We identified 19 cases, ages 18 to 45 years, in Hospital W between December 2015 and January 2016; 14 were laboratory-confirmed, and 5 were epidemiologically linked. The primary case was a 25-year-old neurology department nurse who developed a rash on 22 December 2015 that was reported on 11 January 2016. She continued working and living with her workmates in a dormitory during her measles transmission period. Among the 19 infected HCWs, 2 had received a dose of measles-containing vaccine (MCV) before the outbreak, and 16 had unknown vaccination status. Outbreak response immunization activities were started on 8 January in a non-selective manner by offering vaccine regardless of vaccination history; 605(68%) of 890 HCWs were vaccinated. The HCW survey had a 73% response rate (646/890); 41% of HCWs reported that they had received MCV before outbreak, and 56% exhibited good knowledge of measles symptoms, transmission, complications, and vaccination.

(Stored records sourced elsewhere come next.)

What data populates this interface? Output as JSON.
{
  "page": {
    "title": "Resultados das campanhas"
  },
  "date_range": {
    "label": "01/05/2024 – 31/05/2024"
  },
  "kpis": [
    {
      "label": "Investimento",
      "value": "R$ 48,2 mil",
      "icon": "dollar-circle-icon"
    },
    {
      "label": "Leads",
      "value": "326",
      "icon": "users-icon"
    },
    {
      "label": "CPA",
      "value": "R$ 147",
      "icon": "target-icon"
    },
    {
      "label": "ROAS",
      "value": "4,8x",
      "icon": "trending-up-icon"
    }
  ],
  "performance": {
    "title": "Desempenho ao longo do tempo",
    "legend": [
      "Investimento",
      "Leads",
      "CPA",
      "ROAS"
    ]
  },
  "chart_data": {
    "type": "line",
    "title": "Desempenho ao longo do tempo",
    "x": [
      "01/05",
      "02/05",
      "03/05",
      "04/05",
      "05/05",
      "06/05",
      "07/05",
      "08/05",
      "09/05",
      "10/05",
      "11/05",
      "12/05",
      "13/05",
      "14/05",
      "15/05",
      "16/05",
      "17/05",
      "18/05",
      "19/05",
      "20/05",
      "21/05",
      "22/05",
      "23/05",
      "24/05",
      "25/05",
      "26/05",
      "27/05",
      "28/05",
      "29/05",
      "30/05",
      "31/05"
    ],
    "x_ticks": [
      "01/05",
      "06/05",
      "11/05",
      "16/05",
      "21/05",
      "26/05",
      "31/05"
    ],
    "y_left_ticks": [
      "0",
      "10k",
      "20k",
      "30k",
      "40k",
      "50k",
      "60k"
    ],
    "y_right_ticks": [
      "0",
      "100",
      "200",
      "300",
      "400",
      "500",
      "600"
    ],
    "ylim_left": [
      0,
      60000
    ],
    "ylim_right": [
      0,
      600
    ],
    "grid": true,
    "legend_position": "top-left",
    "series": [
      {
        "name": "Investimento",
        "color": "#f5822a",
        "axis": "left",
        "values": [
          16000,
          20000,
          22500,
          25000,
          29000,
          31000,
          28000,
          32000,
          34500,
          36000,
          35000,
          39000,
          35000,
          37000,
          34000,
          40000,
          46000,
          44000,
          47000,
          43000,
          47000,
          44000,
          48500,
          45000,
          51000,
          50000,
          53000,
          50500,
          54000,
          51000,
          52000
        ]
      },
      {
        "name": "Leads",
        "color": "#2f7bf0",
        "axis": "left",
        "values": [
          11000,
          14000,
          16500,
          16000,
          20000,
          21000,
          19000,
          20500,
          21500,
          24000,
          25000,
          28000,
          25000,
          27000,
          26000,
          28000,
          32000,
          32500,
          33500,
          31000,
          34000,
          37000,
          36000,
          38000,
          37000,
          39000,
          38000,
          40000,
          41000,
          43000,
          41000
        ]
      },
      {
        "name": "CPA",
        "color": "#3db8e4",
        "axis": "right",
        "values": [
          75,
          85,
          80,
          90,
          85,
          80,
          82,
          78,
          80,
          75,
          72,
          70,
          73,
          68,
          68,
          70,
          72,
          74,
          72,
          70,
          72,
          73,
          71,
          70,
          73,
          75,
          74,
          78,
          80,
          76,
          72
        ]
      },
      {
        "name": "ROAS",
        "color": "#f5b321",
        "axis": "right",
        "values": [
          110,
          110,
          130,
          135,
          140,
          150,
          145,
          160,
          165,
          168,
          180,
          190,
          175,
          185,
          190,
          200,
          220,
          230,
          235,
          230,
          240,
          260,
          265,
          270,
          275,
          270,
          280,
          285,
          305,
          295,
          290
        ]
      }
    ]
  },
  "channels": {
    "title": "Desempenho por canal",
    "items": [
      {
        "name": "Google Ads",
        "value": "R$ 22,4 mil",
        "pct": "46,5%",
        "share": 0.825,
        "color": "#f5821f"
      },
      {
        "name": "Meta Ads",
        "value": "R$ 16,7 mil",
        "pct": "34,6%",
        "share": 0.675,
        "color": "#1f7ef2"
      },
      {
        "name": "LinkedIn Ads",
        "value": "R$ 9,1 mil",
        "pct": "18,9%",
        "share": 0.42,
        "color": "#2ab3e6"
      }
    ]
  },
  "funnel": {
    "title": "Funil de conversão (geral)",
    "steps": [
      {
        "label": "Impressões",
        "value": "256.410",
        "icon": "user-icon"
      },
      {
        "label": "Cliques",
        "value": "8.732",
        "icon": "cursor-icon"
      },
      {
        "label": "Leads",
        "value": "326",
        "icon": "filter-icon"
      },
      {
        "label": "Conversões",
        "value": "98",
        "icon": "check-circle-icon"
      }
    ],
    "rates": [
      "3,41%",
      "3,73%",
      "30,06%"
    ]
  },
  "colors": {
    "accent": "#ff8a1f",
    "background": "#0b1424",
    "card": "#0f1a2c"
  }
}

Low MCV coverage, low measles knowledge among HCWs, delayed reporting of measles cases, and absence of proper case management were associated with this outbreak. Training and vaccinating HCWs against measles are essential activities to prevent measles virus transmission among HCWs.
随着中国接近消除麻疹目标,麻疹疫情仍时有发生。医护人员已知是麻疹病毒感染和传播的高风险人群。在中国新疆维吾尔自治区的一家医院发生了一起麻疹疫情。我们报告了对此次疫情的调查及其对麻疹消除和疫情防范的影响。
我们利用医院记录对麻疹病例进行回顾性检索。通过访谈收集病例信息,并用于确定流行病学关联。我们对医护人员进行调查,以确定他们的人口统计学特征、病史、疫苗接种状况以及对麻疹的了解情况。
我们在W医院确定了2015年12月至2016年1月期间18至45岁的19例病例;14例经实验室确诊,5例有流行病学关联。首例病例是一名25岁的神经内科护士,于2015年12月22日出现皮疹,于2016年1月11日报告。在麻疹传播期间,她继续与同事在宿舍工作和生活。在19名受感染的医护人员中,2人在疫情爆发前接种过一剂含麻疹疫苗(MCV),16人的疫苗接种状况不明。1月8日以非选择性方式启动了疫情应对免疫活动,无论疫苗接种史如何都提供疫苗;890名医护人员中有605人(68%)接种了疫苗。医护人员调查的回复率为73%(646/890);41%的医护人员报告在疫情爆发前接种过MCV,56%的人对麻疹症状、传播、并发症和疫苗接种表现出良好的了解。
MCV覆盖率低、医护人员麻疹知识水平低、麻疹病例报告延迟以及缺乏适当的病例管理与此次疫情有关。培训医护人员并为其接种麻疹疫苗是预防麻疹病毒在医护人员中传播的重要活动。